Hasil survei yang dilakukan oleh ketiga dosen Teknik Sipil FT UMY itu menyimpulkan, status dusun Godegan desa Jamuskauman, merupakan desa Tangguh Pratama. Ciri dari desa tangguh pratama adalah belum terbentuknya kebijakan PRB (Pengurangan Risiko Bencana) di tingkat desa, belum memiliki dokumen perencanaan penanggulangan bencana, belum adanya forum-forum PRB, kajian-kajian risiko, serta kegiatan pengurangan kerentanan dan peningkatan kesiapsiagaan warga.

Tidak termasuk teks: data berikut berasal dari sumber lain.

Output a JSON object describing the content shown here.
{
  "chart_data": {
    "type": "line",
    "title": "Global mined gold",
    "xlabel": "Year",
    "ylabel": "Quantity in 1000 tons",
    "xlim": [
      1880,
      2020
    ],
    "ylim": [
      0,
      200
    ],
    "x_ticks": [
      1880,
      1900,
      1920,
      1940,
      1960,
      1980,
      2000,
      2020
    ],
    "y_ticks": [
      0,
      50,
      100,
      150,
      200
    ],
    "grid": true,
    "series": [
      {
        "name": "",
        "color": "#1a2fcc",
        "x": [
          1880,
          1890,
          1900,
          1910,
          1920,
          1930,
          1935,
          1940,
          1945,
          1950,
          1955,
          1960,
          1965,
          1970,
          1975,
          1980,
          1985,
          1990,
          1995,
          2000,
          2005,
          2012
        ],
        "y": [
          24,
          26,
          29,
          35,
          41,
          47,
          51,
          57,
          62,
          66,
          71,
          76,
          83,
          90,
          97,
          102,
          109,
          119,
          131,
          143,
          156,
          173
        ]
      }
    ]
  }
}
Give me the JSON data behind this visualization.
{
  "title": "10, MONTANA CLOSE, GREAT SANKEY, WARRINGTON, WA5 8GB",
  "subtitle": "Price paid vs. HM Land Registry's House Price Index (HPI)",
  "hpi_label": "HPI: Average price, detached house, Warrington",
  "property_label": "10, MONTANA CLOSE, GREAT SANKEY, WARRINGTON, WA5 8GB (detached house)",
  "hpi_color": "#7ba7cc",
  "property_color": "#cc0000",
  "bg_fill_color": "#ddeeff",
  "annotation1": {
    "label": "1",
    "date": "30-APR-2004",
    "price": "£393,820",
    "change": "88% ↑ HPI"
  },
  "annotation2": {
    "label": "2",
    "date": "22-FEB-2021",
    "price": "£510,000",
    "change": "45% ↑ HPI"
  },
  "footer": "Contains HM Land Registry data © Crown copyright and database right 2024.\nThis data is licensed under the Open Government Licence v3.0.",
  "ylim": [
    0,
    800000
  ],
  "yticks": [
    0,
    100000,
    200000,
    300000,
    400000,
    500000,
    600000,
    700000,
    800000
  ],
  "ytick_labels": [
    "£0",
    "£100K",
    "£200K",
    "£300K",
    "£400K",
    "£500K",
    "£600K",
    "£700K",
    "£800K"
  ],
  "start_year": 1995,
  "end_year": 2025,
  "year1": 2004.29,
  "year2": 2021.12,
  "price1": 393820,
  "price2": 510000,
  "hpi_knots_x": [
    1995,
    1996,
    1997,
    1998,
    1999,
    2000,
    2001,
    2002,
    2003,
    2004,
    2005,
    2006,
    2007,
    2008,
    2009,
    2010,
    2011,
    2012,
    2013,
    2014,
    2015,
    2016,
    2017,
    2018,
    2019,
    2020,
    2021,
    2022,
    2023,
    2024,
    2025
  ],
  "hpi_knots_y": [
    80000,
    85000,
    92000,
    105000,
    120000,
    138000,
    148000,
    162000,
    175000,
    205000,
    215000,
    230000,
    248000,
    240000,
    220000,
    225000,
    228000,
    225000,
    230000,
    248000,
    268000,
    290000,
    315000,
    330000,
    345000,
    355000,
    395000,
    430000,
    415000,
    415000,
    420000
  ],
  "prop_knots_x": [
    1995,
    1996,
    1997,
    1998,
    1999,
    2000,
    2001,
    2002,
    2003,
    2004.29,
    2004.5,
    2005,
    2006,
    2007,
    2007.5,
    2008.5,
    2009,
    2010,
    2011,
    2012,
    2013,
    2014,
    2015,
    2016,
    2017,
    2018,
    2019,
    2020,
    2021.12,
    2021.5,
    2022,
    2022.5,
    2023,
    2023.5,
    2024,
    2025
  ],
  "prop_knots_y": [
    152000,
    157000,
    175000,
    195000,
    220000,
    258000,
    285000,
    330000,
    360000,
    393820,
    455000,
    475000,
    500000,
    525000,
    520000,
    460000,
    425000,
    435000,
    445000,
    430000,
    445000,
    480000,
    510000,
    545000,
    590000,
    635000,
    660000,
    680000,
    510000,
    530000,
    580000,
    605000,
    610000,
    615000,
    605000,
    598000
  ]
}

”Oleh karena itu kegiatan pengabdian masyarakat kami masih pada tahapan awal yaitu memberikan pendidikan kebencanaan kepada warga agar mempunyai kesadaran (awareness) akan adanya ancaman bencana dan kesiapsiagaan (preparedness) yang lebih baik. Kegiatan ini insya Allah dilanjutkan dengan tahapan berikutnya. Diantaranya, pelatihan/simulasi tanggap darurat, asesmen risiko, penyusunan titik kumpul dan jalur evakuasi,” pungkas Restu.